By STEPHEN GROVES Associated Press
PIERRE, S.D. (AP) South Dakota Senate Republicans gave hearty support on Monday to Gov. Kristi Noem’s proposal to allow employees to gain exemptions from their employer’s COVID-19 vaccine mandates, passing it with the two-thirds majority required if it is to be enacted immediately.
The bill drew just four “nay” votes in the 35-member Senate, sending it to the House. The proposal would allow employees to receive an exemption to their employer’s vaccine requirement by citing either a medical exemption certified by a medical professional, any religious grounds for refusal or a test showing antibodies against COVID-19 in the last six months.
Noem is pushing for the bill to get two-thirds support from both chambers so that it can be enacted immediately.
The Republican governor has carved out a reputation nationwide among conservatives for taking a hands-off approach to the virus. But even Noem has seemingly changed her position on the issue of vaccine mandate exemptions in the last year.
In August, she said in a Twitter video that employers should at least allow religious exemptions from mandates, but added that “I don’t have the authority as governor to tell them what to do.”
“It is not conservative to grow government and to tell businesses what to do and how to treat their employees,” Noem said at the time.
However, she has become a powerful proponent of the mandate exemption proposal in this year’s legislative session and argued that her current proposal squares with her hands-off governing philosophy. Her office has cast it as a middle ground between health experts urging vaccines and those opposed to mandates altogether.
As senators debated Noem’s proposal, several raised questions about how a religious exemption can be defined. The bill requires employees to sign on to a 30-word statement that they object to getting COVID-19 shots on religious grounds, but stipulates that those can’t be “social, political, or economic philosophies or mere preference.”
President Joe Biden’s administration pushed last year to boost the nation’s COVID-19 vaccination rate and slow the spread of the coronavirus through mandates for employment. But the U.S. Supreme Court has stopped that effort.
However, Biden’s requirement for millions of health care workers, issued through Medicare and Medicaid providers, has remained. Noem’s proposal also carves out an exemption for those health care providers, as well as National Guard troops.
Republican Sen. Erin Tobin, a certified nurse practitioner, argued for the exemptions and called vaccine requirements “politically charged.”
“With the latest variant, it’s going to spread and really the immunization is your choice,” she said.
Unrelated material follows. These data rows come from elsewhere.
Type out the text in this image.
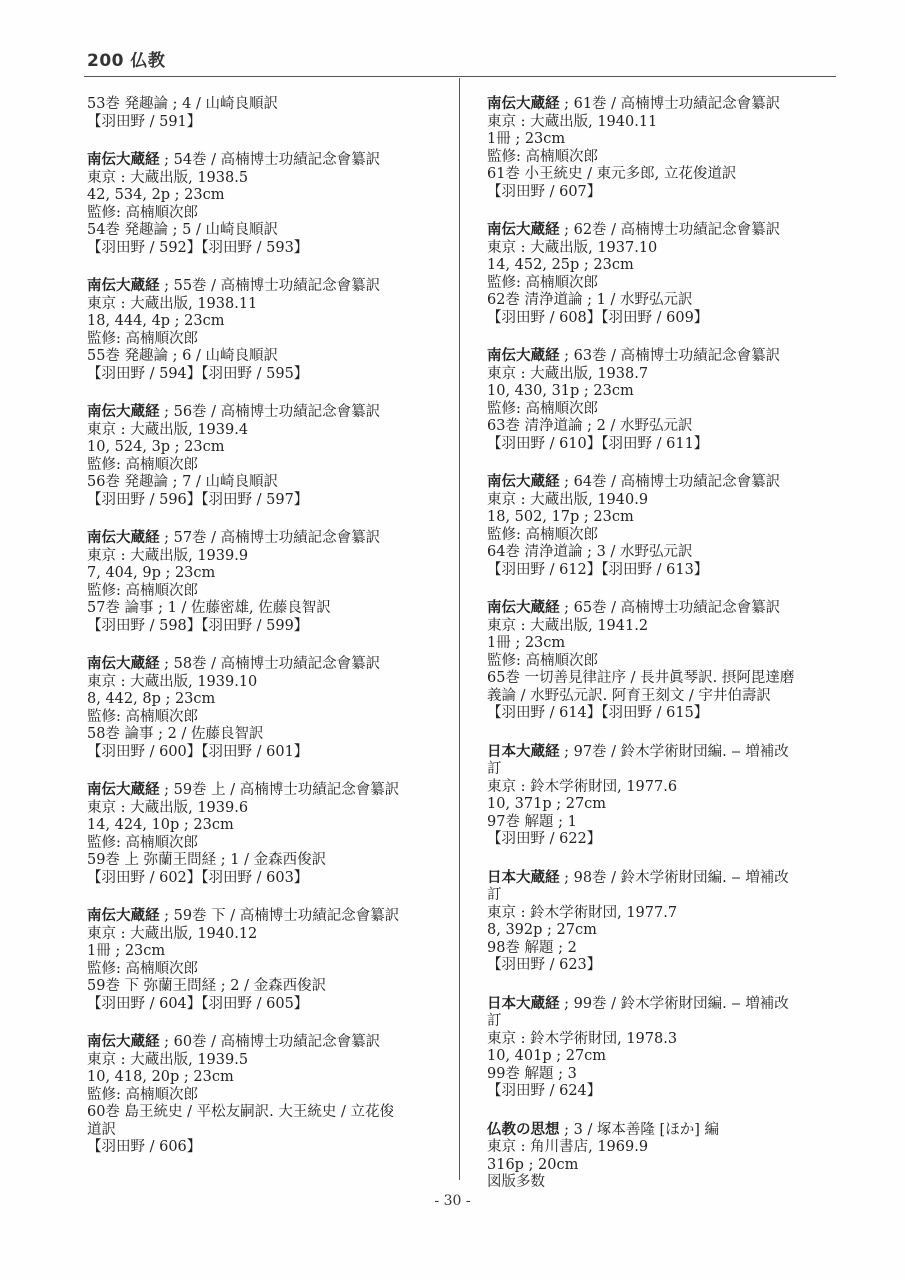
200 仏教
53巻 発趣論 ; 4 / 山崎良順訳
【羽田野 / 591】
南伝大蔵経 ; 54巻 / 高楠博士功績記念會纂訳
東京 : 大蔵出版, 1938.5
42, 534, 2p ; 23cm
監修: 高楠順次郎
54巻 発趣論 ; 5 / 山崎良順訳
【羽田野 / 592】【羽田野 / 593】
南伝大蔵経 ; 55巻 / 高楠博士功績記念會纂訳
東京 : 大蔵出版, 1938.11
18, 444, 4p ; 23cm
監修: 高楠順次郎
55巻 発趣論 ; 6 / 山崎良順訳
【羽田野 / 594】【羽田野 / 595】
南伝大蔵経 ; 56巻 / 高楠博士功績記念會纂訳
東京 : 大蔵出版, 1939.4
10, 524, 3p ; 23cm
監修: 高楠順次郎
56巻 発趣論 ; 7 / 山崎良順訳
【羽田野 / 596】【羽田野 / 597】
南伝大蔵経 ; 57巻 / 高楠博士功績記念會纂訳
東京 : 大蔵出版, 1939.9
7, 404, 9p ; 23cm
監修: 高楠順次郎
57巻 論事 ; 1 / 佐藤密雄, 佐藤良智訳
【羽田野 / 598】【羽田野 / 599】
南伝大蔵経 ; 58巻 / 高楠博士功績記念會纂訳
東京 : 大蔵出版, 1939.10
8, 442, 8p ; 23cm
監修: 高楠順次郎
58巻 論事 ; 2 / 佐藤良智訳
【羽田野 / 600】【羽田野 / 601】
南伝大蔵経 ; 59巻 上 / 高楠博士功績記念會纂訳
東京 : 大蔵出版, 1939.6
14, 424, 10p ; 23cm
監修: 高楠順次郎
59巻 上 弥蘭王問経 ; 1 / 金森西俊訳
【羽田野 / 602】【羽田野 / 603】
南伝大蔵経 ; 59巻 下 / 高楠博士功績記念會纂訳
東京 : 大蔵出版, 1940.12
1冊 ; 23cm
監修: 高楠順次郎
59巻 下 弥蘭王問経 ; 2 / 金森西俊訳
【羽田野 / 604】【羽田野 / 605】
南伝大蔵経 ; 60巻 / 高楠博士功績記念會纂訳
東京 : 大蔵出版, 1939.5
10, 418, 20p ; 23cm
監修: 高楠順次郎
60巻 島王統史 / 平松友嗣訳. 大王統史 / 立花俊
道訳
【羽田野 / 606】
南伝大蔵経 ; 61巻 / 高楠博士功績記念會纂訳
東京 : 大蔵出版, 1940.11
1冊 ; 23cm
監修: 高楠順次郎
61巻 小王統史 / 東元多郎, 立花俊道訳
【羽田野 / 607】
南伝大蔵経 ; 62巻 / 高楠博士功績記念會纂訳
東京 : 大蔵出版, 1937.10
14, 452, 25p ; 23cm
監修: 高楠順次郎
62巻 清浄道論 ; 1 / 水野弘元訳
【羽田野 / 608】【羽田野 / 609】
南伝大蔵経 ; 63巻 / 高楠博士功績記念會纂訳
東京 : 大蔵出版, 1938.7
10, 430, 31p ; 23cm
監修: 高楠順次郎
63巻 清浄道論 ; 2 / 水野弘元訳
【羽田野 / 610】【羽田野 / 611】
南伝大蔵経 ; 64巻 / 高楠博士功績記念會纂訳
東京 : 大蔵出版, 1940.9
18, 502, 17p ; 23cm
監修: 高楠順次郎
64巻 清浄道論 ; 3 / 水野弘元訳
【羽田野 / 612】【羽田野 / 613】
南伝大蔵経 ; 65巻 / 高楠博士功績記念會纂訳
東京 : 大蔵出版, 1941.2
1冊 ; 23cm
監修: 高楠順次郎
65巻 一切善見律註序 / 長井眞琴訳. 摂阿毘達磨
義論 / 水野弘元訳. 阿育王刻文 / 宇井伯壽訳
【羽田野 / 614】【羽田野 / 615】
日本大蔵経 ; 97巻 / 鈴木学術財団編. ‒ 増補改
訂
東京 : 鈴木学術財団, 1977.6
10, 371p ; 27cm
97巻 解題 ; 1
【羽田野 / 622】
日本大蔵経 ; 98巻 / 鈴木学術財団編. ‒ 増補改
訂
東京 : 鈴木学術財団, 1977.7
8, 392p ; 27cm
98巻 解題 ; 2
【羽田野 / 623】
日本大蔵経 ; 99巻 / 鈴木学術財団編. ‒ 増補改
訂
東京 : 鈴木学術財団, 1978.3
10, 401p ; 27cm
99巻 解題 ; 3
【羽田野 / 624】
仏教の思想 ; 3 / 塚本善隆 [ほか] 編
東京 : 角川書店, 1969.9
316p ; 20cm
図版多数
- 30 -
Democrats, who hold just three seats in the Senate, offered opposition by arguing it undercuts efforts from both public health experts and businesses to get employees’ vaccinated.
“Freedom from the virus, I think, is important,” Democratic Sen. Reynold Nesiba said.
The proposal comes as South Dakota’s rate of 59% of people fully vaccinated lags behind the nationwide rate of 64%. The state Department of Health reported 259 people hospitalized with COVID-19 Monday, marking a decline from last month when the number topped 400 — the highest rate in over a year.
Meanwhile, the House on Monday passed a bill to demand that medical practitioners may prescribe ivermectin, an unproven treatment for COVID-19. The drug, which is usually used for parasites, has been promoted by conservative commentators as a treatment despite a lack of conclusive evidence that it helps people with the virus.
Federal health officials saw a surge in prescriptions for the drug last year, accompanied by worrying increases in reported overdoses.